Instant Messaging (IM) is a new set of communication applications and protocols that have widely spread all over Internet. Acceptable delay and jitter of the applications allows users to establish one-to-one or one-to-many written conversations, which complement classical e-mail and phone communication mechanisms.
The speed of this deployment is not only due to the fact that it is a useful application, but that it was from the beginning freely available and simple to use. A regular user can download and install an IM client and set it up. IM clients are designed to require almost no configuration and they can adjust their communication mechanism to bypass firewalls or HTTP proxies.

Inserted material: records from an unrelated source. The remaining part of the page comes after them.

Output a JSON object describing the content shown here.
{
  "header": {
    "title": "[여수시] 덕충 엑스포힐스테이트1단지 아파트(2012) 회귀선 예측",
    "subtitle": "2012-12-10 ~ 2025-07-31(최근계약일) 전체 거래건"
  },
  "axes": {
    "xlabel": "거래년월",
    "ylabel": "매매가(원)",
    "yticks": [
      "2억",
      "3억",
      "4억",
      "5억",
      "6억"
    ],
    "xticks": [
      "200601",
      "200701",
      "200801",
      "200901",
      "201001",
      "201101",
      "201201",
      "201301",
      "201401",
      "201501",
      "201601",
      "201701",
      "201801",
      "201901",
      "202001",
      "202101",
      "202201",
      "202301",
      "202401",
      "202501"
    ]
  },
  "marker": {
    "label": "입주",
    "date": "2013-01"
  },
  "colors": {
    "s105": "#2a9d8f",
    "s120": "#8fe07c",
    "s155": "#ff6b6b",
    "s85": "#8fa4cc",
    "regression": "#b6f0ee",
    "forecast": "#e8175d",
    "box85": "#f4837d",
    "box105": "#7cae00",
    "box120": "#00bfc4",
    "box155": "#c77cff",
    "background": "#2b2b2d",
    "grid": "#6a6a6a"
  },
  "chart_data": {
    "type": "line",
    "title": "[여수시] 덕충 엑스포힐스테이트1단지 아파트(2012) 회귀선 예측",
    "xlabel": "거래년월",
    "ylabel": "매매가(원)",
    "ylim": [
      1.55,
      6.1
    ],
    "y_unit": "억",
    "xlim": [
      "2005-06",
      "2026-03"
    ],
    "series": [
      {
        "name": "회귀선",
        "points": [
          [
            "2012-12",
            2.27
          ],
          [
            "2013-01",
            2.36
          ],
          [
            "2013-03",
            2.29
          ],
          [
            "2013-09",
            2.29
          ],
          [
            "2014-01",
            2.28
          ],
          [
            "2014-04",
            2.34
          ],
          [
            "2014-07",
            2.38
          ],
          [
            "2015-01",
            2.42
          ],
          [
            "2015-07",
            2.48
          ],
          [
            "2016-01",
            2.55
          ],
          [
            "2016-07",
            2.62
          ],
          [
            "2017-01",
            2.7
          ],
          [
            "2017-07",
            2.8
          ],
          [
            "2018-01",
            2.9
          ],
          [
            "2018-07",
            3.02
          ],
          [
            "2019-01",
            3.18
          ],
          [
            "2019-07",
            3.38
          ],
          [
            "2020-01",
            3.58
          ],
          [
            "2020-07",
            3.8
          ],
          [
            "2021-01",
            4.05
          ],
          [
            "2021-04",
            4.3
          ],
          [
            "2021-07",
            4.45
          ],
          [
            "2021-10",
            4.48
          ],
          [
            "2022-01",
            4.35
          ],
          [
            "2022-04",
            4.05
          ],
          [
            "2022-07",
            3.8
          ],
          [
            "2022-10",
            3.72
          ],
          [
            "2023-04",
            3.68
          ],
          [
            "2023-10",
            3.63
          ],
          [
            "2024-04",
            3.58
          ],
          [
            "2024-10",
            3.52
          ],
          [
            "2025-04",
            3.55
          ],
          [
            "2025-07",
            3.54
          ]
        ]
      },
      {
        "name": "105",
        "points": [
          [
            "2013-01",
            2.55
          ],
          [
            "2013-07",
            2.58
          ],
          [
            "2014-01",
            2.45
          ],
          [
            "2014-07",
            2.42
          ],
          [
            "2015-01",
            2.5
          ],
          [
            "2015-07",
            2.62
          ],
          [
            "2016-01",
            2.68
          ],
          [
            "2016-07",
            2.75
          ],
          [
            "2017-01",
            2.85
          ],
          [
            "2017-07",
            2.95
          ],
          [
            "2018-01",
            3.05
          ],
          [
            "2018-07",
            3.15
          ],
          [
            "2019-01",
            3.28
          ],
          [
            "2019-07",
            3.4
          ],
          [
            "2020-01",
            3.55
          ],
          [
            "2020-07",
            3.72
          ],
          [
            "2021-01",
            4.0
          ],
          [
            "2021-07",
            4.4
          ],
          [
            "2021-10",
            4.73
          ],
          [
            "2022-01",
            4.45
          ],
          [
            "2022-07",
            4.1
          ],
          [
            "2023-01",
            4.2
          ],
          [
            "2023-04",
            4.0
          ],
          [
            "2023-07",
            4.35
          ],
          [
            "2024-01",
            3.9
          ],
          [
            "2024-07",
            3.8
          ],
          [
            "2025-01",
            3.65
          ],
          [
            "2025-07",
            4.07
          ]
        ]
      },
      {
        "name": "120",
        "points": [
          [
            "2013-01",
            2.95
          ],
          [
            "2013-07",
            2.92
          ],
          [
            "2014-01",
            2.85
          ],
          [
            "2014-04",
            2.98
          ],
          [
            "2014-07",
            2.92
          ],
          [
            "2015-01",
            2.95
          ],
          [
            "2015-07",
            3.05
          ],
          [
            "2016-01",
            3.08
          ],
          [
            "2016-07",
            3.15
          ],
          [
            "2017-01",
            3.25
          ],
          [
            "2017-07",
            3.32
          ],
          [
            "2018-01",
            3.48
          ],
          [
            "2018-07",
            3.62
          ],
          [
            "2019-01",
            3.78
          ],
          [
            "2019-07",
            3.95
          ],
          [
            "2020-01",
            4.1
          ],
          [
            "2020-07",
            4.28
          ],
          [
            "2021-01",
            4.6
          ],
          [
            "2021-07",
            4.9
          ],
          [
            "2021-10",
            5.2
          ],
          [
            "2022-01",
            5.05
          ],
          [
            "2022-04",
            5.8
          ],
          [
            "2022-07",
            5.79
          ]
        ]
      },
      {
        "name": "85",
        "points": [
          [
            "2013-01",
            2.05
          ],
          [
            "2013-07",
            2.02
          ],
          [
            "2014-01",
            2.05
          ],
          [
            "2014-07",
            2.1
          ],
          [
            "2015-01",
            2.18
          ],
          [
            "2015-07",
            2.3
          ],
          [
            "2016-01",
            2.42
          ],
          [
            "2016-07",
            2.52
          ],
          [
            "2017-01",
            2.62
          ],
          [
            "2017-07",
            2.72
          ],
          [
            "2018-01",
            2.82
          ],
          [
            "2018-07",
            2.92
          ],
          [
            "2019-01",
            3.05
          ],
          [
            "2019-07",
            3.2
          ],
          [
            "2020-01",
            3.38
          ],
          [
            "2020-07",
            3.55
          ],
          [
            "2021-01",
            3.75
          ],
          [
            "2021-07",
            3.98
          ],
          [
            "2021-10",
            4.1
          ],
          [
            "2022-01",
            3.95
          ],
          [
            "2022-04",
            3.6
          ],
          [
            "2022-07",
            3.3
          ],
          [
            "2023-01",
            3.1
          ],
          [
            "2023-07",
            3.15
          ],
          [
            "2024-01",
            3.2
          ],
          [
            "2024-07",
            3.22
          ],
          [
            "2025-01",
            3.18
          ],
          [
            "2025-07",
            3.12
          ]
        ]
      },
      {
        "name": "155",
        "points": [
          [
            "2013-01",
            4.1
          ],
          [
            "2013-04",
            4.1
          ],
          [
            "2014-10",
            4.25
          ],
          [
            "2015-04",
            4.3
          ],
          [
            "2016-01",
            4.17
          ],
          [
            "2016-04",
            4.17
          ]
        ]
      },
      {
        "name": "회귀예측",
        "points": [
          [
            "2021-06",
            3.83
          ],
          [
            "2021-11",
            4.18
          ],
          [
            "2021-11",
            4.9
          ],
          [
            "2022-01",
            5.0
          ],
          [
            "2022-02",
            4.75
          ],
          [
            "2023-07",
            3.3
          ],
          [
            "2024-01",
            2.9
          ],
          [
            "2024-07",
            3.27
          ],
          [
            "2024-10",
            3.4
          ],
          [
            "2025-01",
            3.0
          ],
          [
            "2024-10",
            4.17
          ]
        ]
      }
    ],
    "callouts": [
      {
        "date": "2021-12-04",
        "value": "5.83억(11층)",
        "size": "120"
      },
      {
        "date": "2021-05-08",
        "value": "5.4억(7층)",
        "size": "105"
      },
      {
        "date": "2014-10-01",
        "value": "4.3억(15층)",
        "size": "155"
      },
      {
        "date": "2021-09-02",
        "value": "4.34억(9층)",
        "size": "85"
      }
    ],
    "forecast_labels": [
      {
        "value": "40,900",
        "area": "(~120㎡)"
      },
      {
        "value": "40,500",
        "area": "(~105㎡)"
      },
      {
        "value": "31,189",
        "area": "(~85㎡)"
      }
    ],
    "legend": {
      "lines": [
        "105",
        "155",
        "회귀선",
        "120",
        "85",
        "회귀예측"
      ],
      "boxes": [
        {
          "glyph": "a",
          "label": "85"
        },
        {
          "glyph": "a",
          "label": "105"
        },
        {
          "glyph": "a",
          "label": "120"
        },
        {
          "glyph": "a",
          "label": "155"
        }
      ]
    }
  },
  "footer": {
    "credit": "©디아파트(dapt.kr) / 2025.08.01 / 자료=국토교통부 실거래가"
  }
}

This facts inverted the way applications are deployed in organizations. Network administrators found themselves with a new application already deployed, and being used not only by employees but managers.
The general misconception is that text messages are harmless: it is only text. Thus, the most common security scenario for IM deployment within organizations is to allow only text messages and block other exchanges.
With this in mind a proof of concept prototype was developed: IPoIM. The IPoIM is a modified IM client that allows IP traffic tunneling through publicly available IM servers. When a IM connection is established between two IPoIM clients, the IM channel is turned into an IP tunnel. Moreover, TLS is used to provide end-to-end encryption and privacy. The IP tunnel allows to route IP traffic between connected sites.
IPoIM client is based on Open/Free projects and is available for Windows and Linux.
Architectural and implementation characteristics, together with the initial results of this experiment are presented in this paper. Ongoing work regarding security implications and countermeasures is also suggested.
Ariel Sabiguero is a Software Engineer since 1997, who has a MSc degree since 2003. He is actually a PhD student in a cotutelle program between the IRISA Labs in Rennes,
France and PEDECIBA in Montevideo, Uruguay.
He works at the Engineering's Faculty, Universidad de la República, Uruguay since 1996 and he is actually an Assistant Professor at the Operations Research Department of the Computer Science Institute.
He has published and presented different articles, mainly in the field of Network Protocol Testing.
His research interests include protocol testing, IPV6, computer security, computer based simulation, amongst others.
He has directed several thesis grade projects.
On the industry field he has experience as a Consultant in Information Systems Security and Networking.